На гребне этой экзальтации я не могла понять, кто из нас двоих потихонечку сходит с ума.
По правде говоря, к повседневной школьной дисциплине я привыкла куда быстрее, чем думала. Строго расписанный по часам режим отвлекал меня от мыслей о неудобствах моего нового существования. Я едва могла перевести дыхание между двумя занятиями, так что пожаловаться на судьбу или даже предаться неким тайным мечтаниям было вовсе недосуг. Ровно в восемь часов утра густой звон колокола сотрясал весь дортуар. У каждой пансионерки была своя кровать, отделенная от соседних легкими завесями, и над каждой кроватью непременно висела икона. Надзирательница, которая задолго до того была уже на ногах, тормошила нас, вытаскивала одну за другою из теплых кроваток и бдительно следила за нашими омовениями. В умывальной комнате находился огромный старинный медный, похожий на карусель, сосуд с кранами; под этими кранами, обнаженные до пояса, мы умывались ледяною во всякое время года водой, а надзирательница, блюстительница нравов и личной гигиены, еще и подвергала скрупулезной инспекции наши зубы, уши, шеи, ступни и руки. Затем, вычищенные до блеска, точно кастрюльки у доброй хозяйки, одетые в форменные коричневые платья с белым воротником, заплетя в косички волосы, мы собирались на общую молитву, которую вслух нараспев читала одна из девочек перед иконой, возле которой красной звездочкой мерцала лампадка. Но вот отзвучали святые слова, и мы, построившись в пары, направлялись в столовую, где нас ожидали кипящий чай и маленькие мягкие хлебцы со свежим маслом, а иногда и с вареньем. Мы вкушали наш завтрак, стараясь растянуть удовольствие, под безразличным взглядом Императора Александра III и Императрицы Марии Федоровны, чьи портреты висели в глубине зала, украшая стену. За этими краткими мгновениями расслабления следовали пытка и упоение уроком танца.

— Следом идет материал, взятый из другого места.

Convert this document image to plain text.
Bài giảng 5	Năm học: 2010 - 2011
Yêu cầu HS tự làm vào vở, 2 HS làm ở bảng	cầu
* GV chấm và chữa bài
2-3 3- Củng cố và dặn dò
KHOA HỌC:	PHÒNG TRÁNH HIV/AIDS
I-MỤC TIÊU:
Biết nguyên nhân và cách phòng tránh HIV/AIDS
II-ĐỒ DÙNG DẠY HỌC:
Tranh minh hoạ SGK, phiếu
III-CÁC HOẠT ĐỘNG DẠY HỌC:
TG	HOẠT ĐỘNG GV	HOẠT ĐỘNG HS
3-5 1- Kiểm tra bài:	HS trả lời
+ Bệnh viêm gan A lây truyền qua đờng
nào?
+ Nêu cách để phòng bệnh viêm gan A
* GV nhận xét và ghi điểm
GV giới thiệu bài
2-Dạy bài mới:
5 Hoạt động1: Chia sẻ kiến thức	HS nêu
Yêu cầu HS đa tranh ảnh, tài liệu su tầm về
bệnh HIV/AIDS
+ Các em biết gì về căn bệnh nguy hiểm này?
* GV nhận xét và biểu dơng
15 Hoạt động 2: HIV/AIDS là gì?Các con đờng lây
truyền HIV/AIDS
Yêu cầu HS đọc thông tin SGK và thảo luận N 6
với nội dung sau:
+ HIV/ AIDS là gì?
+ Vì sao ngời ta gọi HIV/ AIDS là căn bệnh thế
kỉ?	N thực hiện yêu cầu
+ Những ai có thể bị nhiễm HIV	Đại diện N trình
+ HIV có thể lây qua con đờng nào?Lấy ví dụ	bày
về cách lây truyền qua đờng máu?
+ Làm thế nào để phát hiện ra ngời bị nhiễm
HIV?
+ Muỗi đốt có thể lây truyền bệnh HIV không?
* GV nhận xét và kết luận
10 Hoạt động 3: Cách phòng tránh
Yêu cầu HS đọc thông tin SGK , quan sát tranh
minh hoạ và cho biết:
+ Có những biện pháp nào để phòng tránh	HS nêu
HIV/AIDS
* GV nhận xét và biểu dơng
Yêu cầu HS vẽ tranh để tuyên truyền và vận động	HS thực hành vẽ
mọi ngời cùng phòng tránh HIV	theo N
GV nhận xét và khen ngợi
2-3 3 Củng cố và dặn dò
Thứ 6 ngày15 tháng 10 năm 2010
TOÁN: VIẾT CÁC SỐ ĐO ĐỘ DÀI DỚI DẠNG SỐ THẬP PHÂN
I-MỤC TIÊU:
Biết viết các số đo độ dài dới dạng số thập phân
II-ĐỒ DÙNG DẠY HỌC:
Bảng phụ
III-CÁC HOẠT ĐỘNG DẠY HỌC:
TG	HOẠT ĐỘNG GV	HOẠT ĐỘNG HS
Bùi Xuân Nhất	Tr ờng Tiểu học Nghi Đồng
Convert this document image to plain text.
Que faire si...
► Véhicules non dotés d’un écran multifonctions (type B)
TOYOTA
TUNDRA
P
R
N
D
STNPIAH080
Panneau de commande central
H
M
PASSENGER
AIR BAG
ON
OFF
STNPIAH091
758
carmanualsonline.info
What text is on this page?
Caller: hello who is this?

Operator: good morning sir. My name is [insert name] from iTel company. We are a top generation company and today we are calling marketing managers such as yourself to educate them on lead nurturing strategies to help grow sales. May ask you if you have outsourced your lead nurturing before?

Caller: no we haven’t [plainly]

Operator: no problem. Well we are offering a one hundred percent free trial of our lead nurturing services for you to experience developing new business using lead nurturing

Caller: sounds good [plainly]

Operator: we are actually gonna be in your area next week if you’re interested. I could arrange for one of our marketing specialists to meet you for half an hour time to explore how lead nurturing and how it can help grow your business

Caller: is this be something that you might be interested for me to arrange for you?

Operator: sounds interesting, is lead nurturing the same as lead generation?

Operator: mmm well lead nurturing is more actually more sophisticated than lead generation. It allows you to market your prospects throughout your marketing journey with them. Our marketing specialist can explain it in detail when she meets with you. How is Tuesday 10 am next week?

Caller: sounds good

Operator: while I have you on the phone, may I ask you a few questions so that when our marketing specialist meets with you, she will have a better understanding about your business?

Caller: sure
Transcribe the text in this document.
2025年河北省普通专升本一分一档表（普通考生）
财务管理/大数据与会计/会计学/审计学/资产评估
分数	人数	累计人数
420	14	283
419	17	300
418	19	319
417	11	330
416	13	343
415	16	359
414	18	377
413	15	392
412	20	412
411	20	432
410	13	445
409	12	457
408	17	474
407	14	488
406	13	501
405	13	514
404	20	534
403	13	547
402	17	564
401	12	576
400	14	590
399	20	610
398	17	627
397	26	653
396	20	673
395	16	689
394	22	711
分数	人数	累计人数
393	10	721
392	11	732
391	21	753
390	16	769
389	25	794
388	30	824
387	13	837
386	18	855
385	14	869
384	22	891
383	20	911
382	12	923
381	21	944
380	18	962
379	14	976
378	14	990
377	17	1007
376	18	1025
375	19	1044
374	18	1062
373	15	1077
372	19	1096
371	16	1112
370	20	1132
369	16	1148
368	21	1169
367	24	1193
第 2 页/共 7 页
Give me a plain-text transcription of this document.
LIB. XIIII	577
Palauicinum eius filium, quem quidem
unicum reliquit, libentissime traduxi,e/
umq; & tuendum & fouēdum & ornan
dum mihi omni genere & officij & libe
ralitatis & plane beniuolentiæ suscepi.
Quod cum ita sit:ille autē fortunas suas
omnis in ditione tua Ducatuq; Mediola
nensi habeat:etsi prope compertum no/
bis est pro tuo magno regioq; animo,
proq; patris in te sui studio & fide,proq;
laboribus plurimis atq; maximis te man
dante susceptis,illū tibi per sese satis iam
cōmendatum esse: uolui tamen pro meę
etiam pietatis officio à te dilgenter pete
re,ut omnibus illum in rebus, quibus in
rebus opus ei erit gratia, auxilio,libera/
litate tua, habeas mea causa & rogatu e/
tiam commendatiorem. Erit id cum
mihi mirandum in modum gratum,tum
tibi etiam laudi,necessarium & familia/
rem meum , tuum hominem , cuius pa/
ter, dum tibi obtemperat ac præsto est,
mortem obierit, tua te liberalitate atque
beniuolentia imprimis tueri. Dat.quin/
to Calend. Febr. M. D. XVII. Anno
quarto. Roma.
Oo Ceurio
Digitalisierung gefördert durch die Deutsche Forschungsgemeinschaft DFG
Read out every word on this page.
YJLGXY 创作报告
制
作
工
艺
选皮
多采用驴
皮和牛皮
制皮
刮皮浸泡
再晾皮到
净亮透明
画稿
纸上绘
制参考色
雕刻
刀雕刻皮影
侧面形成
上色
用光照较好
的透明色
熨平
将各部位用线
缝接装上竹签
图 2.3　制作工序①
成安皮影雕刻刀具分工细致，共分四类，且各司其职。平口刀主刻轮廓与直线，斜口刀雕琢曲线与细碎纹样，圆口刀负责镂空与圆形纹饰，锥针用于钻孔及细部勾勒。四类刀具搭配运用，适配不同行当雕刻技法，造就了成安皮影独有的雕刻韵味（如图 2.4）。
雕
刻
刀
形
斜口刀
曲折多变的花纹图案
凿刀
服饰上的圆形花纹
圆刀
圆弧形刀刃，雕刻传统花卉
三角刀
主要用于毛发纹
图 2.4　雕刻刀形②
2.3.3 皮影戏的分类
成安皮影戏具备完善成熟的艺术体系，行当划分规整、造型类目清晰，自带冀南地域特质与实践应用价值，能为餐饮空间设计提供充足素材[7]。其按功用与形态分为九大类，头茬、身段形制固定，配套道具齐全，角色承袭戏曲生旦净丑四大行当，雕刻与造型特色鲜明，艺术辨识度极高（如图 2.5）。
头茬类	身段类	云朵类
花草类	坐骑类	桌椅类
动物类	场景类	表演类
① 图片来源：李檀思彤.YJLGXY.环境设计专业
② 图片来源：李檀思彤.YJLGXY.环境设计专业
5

По правде говоря, я одновременно ожидала этого ежедневного мучения и проклинала его. Самым тяжелым для меня было учиться вставать на пуанты. Вставая на вертикально вытянутые пальцы, я стискивала зубы, чтобы не завопить, так как боль пронзала мои кости до лодыжек и до икр. Потом изо дня в день я открывала для себя, что эта противоестественная поза становится мне все более привычной и что я уже могу с легкостью и точностью сделать на пуантах несколько па. Каждую победу, одержанную над страданиями, я ощущала как реванш, который сближал меня с великими представительницами ремесла. Экзерсисы, которые я поначалу ненавидела, теперь казались мне вполне терпимыми, если не сказать благотворными. Я знала, я инстинктивно чувствовала, что эти первые испытания в конечном счете приведут меня в рай – на театральные подмостки. Запыхавшаяся и сияющая, я любила глядеться в большое, во всю стену зеркало – в ряду учениц, одетых в одни и те же тюники, выполняющих одни и те же движения – рука на палке, ноги ритмично взлетают вверх и опускаются в прежнее положение. Устремив на нас свой непреклонный взор, госпожа Стасова отбивает ритм тросточкой по паркету. Подле нее – сгорбленный пианист-концертмейстер с бородкой и в очках, силящийся вложить в свои аккорды толику сантимента. Госпожа Стасова хоть и русская, но команды отдает по-французски, ибо этот язык и в ту пору был и ныне остается универсальным языком балета.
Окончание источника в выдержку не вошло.